Nei mesi che seguirono, lanciata la controffensiva (Operazione Urano) creata ad arte da Stalin in persona, coadiuvato dai generale Zukov, il generale Vasilevskij, dal generale Vatutin e dal generale Eremenko. L’operazione consistette in una manovra a tenaglia, utile a comprimere la rete nazista asserragliata attorno al Volga e al Don. Si creò ben presto un rovesciamento di fronte dove l’invasore, superiore per equipaggiamenti e sostanzialmente anche nel numero, venne sbaragliato dall’eroica resistenza sovietica, Stalingrado nel frattempo bruciava. L’armata 6 tedesca del generale von Paulus cadde nella morsa, una vera e propria sacca della morte, dalla quale nulla poté se non vedere l’annientamento totale dei suoi.
L’operazione Piccolo Anello, in gennaio, completò la missione (e il miracolo di Stalingrado). I tedeschi furono annientati e i pochi sopravvissuti fecero rotta per i territori dell’Asse, il bilancio dei morti è incerto e riferisce di circa trenta divisioni dell’Asse annientate, circa 500.000 tedeschi, 100.000 tra romeni e ungheresi oltre a 50.000 nostri connazionali.
Asse: Oltre 1 milione di perdite totali tra morti, dispersi e prigionieri.

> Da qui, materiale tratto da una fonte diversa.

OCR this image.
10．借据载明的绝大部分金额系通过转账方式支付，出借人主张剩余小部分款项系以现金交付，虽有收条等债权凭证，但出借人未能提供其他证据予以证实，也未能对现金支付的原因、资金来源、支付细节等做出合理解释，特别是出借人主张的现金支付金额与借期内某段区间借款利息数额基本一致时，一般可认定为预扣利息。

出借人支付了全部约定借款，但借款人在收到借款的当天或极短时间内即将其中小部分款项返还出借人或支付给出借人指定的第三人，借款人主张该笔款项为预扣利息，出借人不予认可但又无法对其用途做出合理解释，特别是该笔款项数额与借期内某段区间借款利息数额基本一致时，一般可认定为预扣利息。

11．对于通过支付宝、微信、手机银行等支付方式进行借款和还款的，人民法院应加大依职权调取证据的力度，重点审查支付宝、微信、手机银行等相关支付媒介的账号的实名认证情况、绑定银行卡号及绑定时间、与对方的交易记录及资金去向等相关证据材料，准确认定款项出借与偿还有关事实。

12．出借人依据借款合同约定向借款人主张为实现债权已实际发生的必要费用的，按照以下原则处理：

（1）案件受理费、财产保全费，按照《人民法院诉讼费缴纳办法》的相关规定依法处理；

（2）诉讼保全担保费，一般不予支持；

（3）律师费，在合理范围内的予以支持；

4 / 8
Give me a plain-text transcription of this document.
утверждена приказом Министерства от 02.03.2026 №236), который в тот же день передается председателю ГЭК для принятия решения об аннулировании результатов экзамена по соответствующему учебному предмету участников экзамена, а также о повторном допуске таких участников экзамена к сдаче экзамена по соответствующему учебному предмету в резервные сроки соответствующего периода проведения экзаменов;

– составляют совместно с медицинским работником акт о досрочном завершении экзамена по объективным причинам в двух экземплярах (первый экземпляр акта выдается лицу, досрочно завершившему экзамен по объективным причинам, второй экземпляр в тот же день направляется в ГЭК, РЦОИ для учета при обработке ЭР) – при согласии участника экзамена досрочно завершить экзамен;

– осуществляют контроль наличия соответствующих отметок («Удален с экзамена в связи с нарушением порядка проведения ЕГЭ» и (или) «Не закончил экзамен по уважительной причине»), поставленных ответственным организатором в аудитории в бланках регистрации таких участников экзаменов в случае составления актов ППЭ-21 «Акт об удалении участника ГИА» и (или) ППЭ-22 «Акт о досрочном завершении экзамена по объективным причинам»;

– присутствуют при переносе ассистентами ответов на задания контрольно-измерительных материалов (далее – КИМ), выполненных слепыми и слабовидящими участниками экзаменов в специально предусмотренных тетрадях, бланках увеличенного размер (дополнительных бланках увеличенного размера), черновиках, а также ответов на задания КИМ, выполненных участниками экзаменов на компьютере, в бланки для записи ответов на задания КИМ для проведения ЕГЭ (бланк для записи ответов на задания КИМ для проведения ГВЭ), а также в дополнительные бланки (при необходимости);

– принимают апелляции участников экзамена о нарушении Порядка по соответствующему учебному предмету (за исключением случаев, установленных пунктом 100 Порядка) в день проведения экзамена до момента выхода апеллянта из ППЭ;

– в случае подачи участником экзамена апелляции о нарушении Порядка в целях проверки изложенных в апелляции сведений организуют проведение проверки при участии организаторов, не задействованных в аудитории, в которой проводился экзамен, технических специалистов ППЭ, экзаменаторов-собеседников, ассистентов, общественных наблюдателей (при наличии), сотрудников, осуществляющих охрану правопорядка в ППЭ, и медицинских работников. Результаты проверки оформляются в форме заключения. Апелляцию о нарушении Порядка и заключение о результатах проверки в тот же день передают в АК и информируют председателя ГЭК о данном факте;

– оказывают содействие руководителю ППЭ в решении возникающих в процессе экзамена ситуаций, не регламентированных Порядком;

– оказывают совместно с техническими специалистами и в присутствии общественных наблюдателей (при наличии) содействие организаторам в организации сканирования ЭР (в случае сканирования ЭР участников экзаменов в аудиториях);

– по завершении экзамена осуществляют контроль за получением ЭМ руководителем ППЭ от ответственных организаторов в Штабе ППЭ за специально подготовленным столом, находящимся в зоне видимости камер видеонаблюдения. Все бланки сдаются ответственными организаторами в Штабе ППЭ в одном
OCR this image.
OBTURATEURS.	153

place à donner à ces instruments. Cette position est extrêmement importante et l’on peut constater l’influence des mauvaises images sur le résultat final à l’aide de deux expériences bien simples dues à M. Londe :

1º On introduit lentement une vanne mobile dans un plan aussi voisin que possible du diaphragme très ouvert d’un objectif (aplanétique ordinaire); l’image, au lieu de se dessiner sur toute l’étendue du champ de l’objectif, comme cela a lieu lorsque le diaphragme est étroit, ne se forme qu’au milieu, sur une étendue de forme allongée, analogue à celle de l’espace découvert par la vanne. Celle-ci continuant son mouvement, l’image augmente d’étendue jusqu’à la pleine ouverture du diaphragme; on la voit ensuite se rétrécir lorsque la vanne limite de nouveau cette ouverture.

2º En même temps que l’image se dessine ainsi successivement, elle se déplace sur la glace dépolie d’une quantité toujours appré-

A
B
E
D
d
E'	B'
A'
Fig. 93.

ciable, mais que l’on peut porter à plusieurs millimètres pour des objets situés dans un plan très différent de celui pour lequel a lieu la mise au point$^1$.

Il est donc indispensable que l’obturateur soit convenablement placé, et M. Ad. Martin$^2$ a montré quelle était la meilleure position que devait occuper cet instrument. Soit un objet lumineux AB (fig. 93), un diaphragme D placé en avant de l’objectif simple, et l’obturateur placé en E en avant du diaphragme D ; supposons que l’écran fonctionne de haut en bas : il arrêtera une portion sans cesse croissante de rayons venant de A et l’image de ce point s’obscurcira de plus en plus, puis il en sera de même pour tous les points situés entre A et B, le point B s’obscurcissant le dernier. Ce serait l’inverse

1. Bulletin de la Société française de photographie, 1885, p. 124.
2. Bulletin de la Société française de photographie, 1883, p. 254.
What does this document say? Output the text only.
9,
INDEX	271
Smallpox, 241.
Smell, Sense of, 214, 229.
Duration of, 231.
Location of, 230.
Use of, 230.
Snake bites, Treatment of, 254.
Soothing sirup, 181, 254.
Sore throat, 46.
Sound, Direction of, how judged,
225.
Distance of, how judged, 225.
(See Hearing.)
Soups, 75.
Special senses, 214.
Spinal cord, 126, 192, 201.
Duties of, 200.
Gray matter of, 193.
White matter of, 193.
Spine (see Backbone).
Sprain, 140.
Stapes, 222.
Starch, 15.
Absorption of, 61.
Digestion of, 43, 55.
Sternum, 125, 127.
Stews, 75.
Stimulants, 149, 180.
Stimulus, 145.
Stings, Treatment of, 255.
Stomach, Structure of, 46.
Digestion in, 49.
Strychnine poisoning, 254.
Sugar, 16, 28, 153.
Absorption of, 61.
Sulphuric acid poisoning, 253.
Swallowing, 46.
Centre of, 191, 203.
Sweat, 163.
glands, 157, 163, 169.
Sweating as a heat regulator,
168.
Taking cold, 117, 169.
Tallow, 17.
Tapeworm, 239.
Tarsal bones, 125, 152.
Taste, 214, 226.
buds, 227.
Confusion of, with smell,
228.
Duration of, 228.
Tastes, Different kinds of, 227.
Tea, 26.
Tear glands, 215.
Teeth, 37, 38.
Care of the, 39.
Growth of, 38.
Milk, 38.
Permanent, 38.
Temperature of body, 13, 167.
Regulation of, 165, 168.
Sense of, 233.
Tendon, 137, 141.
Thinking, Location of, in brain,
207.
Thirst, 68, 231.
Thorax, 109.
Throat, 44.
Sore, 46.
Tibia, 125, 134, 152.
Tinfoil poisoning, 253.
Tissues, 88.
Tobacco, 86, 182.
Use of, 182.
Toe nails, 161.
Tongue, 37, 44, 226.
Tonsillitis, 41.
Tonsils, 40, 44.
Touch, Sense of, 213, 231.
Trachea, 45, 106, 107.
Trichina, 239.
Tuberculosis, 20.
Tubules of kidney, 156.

100 000 rumeni, 40 000 italiani, 185 000 tedeschi morti nell’accerchiamento 400 000 prigionieri (40% tedeschi, 35% romeni, 10% italiani, 15% ungheresi)
circa 1 100 carri armati
tra 580 e 640 aerei;
URSS: 500.000 soldati morti e dispersi
650 000 feriti permanenti e/o inabili al lavoro
3000 carri perduti nel periodo novembre 1942-febbraio 1943
circa 700 aerei abbattuti o irrecuperabili nel novembre 1942-febbraio 1943
Fonte: Archivio storico
Cosa rappresenta il il miracolo di Stalingrado
Il rovesciamento di fronte, e l’esempio del patriottismo di un popolo profondamente eterogeneo come quello sovietico, molto ricco e variegato sul piano culturale, seppe dimostrare che non è il numero e nemmeno la tattica a determinare la vittoria o la sconfitta in battaglia, che il sacrificio di uomini e donne liberi seppe bilanciare e sopraffare l’oscurantismo e la schiacciante, almeno sulla carta, superiorità nazista.
Inoltre, altro dettaglio spesso tralasciato dalla storiografia contemporanea, spesso atlantista e talvolta lontana dalla realtà, dimostrò al mondo che sconfiggere l’incubo nazista fu possibile anche senza l’apertura del secondo fronte europeo, ipotesi che lo stesso Churchill rifiutò, e che successivamente gli statunitensi decisero di aprire con lo sbarco in Normandia e con lo sbarco in Sicilia. Un popolo libero, al prezzo della morte, preferì pagare con il sangue la speranza della libertà anziché vivere in ginocchio.